# Introduction

In satellite data processing, filtering based on specific properties can be used for refining datasets to meet particular analysis requirements. Whether you're interested in filtering data by cloud cover, spatial extent, or temporal range, understanding how to apply these filters effectively within the `load_collection` process is crucial.

This notebook demonstrates examples of applying property filtering using the OpenEO API. By leveraging property filters, you can fine-tune the data you work with, ensuring that only the most relevant datasets are used in your analysis.

# Objective

The objective of this tutorial is to show how to apply property filtering in the `load_collection` process using the OpenEO API. We will cover various property filters, including numerical ranges and conditional statements, allowing for precise control over the data retrieval process.

In this notebook, you will explore the following concepts:

1. **Understanding Property Filters**: Learn about the different properties available for filtering satellite data, such as cloud cover, spatial extent, and temporal range.
2. **Applying Simple Filters**: Use basic filtering techniques to narrow down datasets based on specific property criteria.
3. **Combining Filters for Complex Queries**: Combine multiple filters to create complex queries that refine datasets based on a combination of conditions.

# Let's Begin

We'll start by importing the necessary Python modules and establishing a connection to the OpenEO backend. Then, we'll proceed with applying property filters to fetch and analyze the relevant satellite imagery data.

 

In [1]:
import openeo
from config import user,passwd,eo_service_url
from demo_regions import s2
from demo_helpers import load_netcdf_as_xarray
# We define a dummy area over sweden that will return approximately 10 by 10 pixels
small_area_like_10_by_10_pixels = {
                                                "west": 15.8600, 
                                                "east": 15.8618, 
                                                "south": 59.1800, 
                                                "north": 59.1809
                                 }

In [2]:
conn = openeo.connect(eo_service_url)
conn.authenticate_basic(username= user, password=passwd)

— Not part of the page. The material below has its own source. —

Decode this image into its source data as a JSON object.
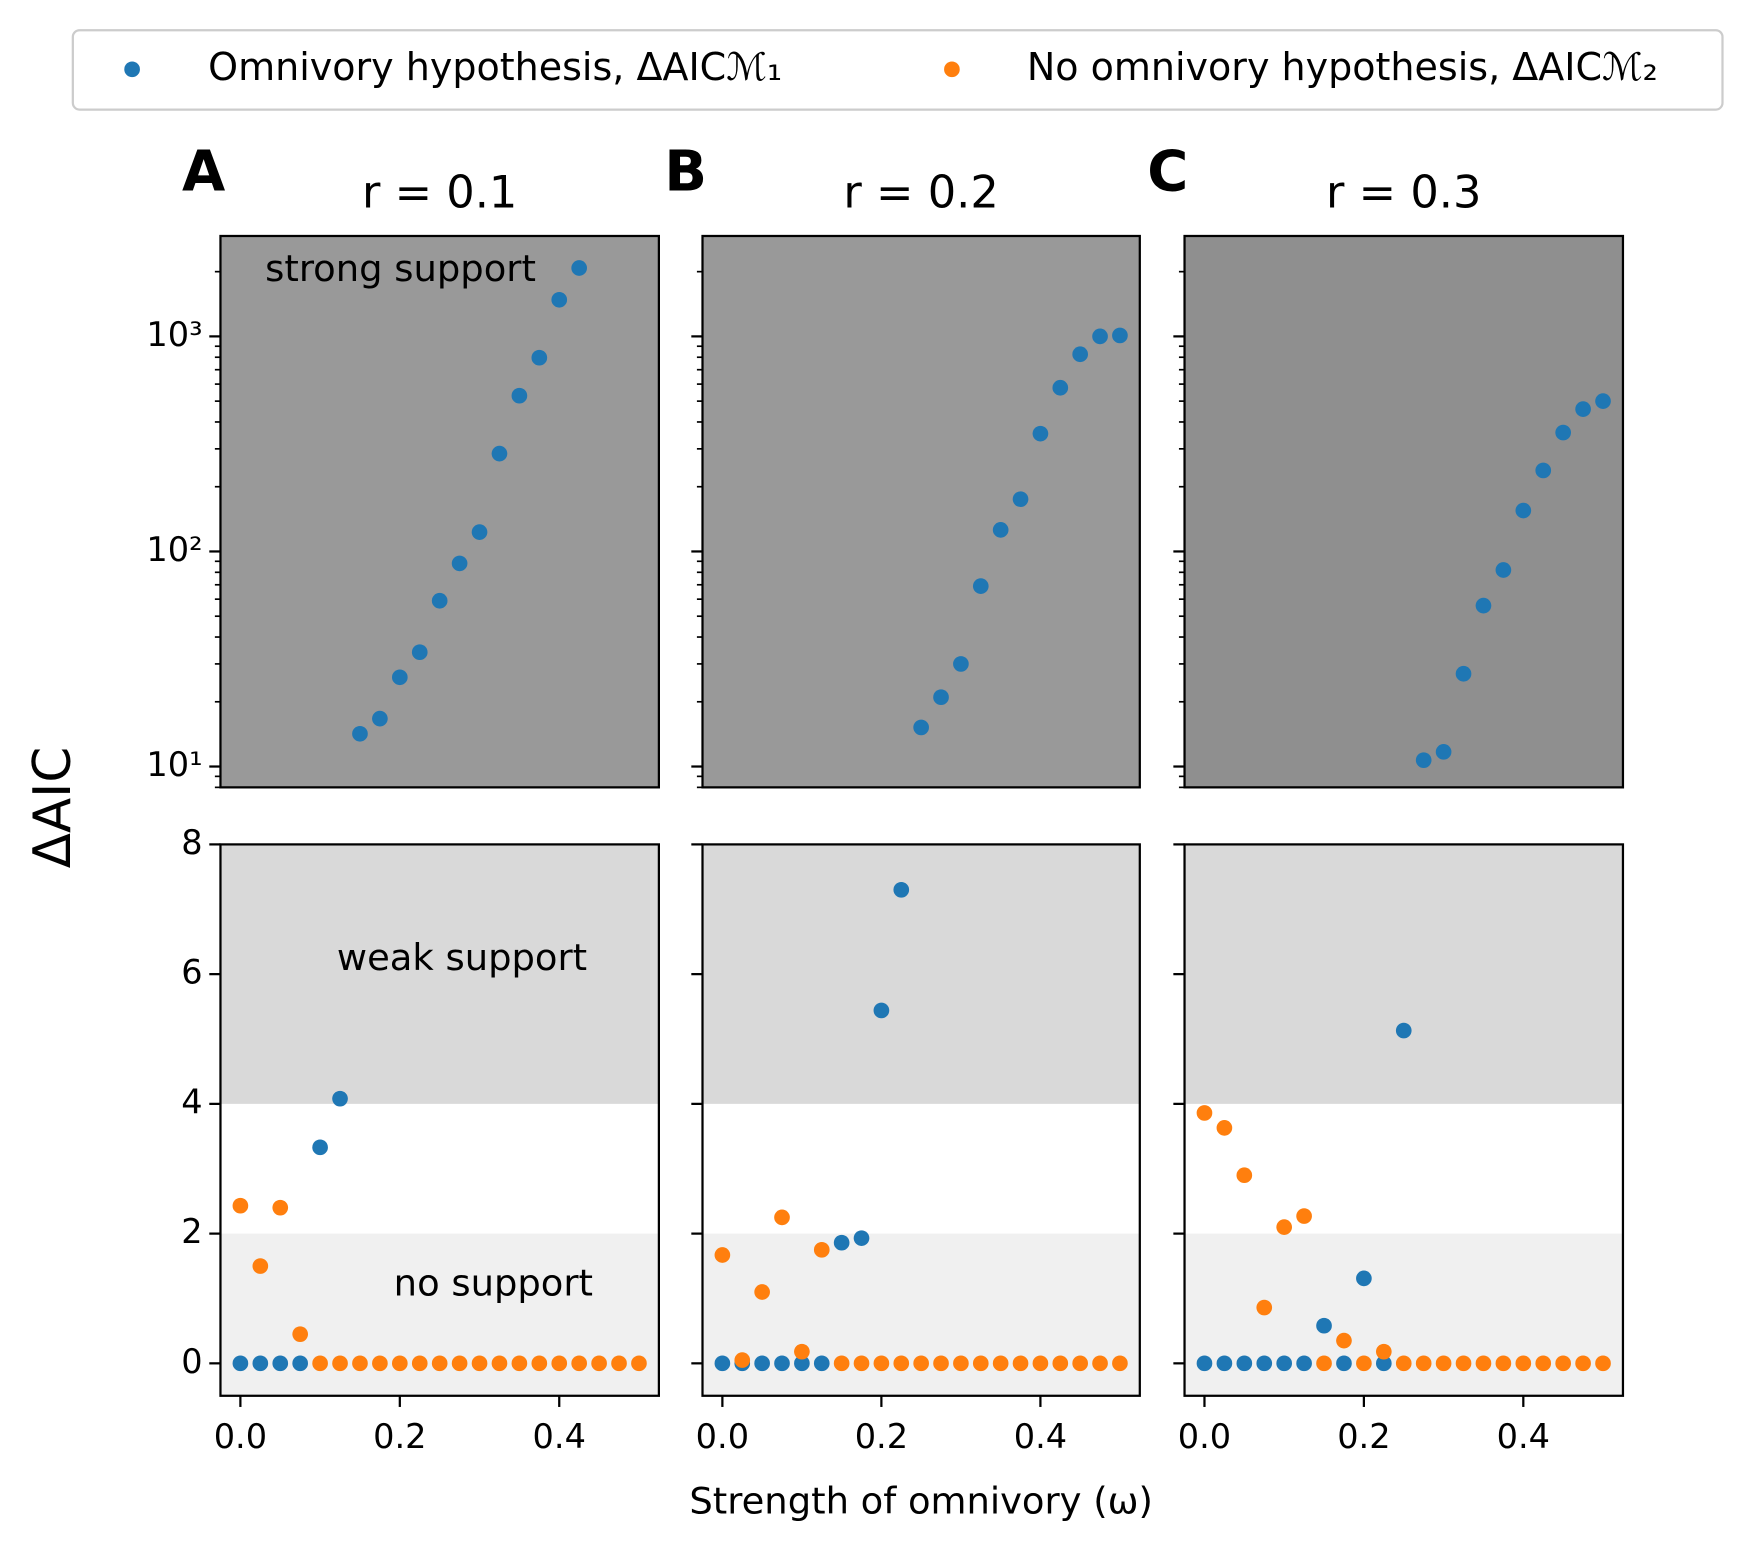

<Connection to 'https://openeo.digitalearth.se/' with BasicBearerAuth>

### Understanding Property Filtering in Satellite Data Processing

When working with satellite data, it's essential to understand that the data is divided both spatially and temporally. The data is segmented into **granules** (which may be, for example, 100km a side depending on the collection), each covering specific portions of the Earth's surface. Additionally, each granule is associated with specific acquisition times, as satellites capture data in discrete passes.

For example, when analyzing an area in Sweden, your area of interest (AOI) may intersect multiple granules, each captured at different times and under varying conditions such as cloud cover. These granules have their own set of properties, including spatial attributes like `cloud_cover` and temporal attributes like `datetime`.

#### How Property and Temporal Filtering Works

When you specify a time range (e.g., "2020-07-01T00:00:00Z" to "2023-07-31T00:00:00Z"), OpenEO will consider only granules that overlap with your area of interest and fall within your specified temporal range.

After spatial and temporal filtering, OpenEO further evaluates each remaining granule against your property filters, such as `cloud_cover < 20%`. If, for example, your AOI intersects three granules within the time range, but only two meet the cloud cover criteria, only those two granules will be used in the data returned.

#### Example Scenario

Suppose you want to analyze vegetation in an area over the summer months from 2020 to 2023 with minimal cloud interference. You might set a temporal filter for June through August of each year and a cloud cover filter of less than 20%. OpenEO will:

1. **Select Granules**: Identify all granules that cover your AOI and were captured within your specified summer months.
2. **Apply Cloud Cover Filter**: Further filter these granules to include only those with less than 20% cloud cover.
3. **Stitch Data**: Combine the relevant parts of granules that match both the time and spatial criteria to "cover" the area of interest with data.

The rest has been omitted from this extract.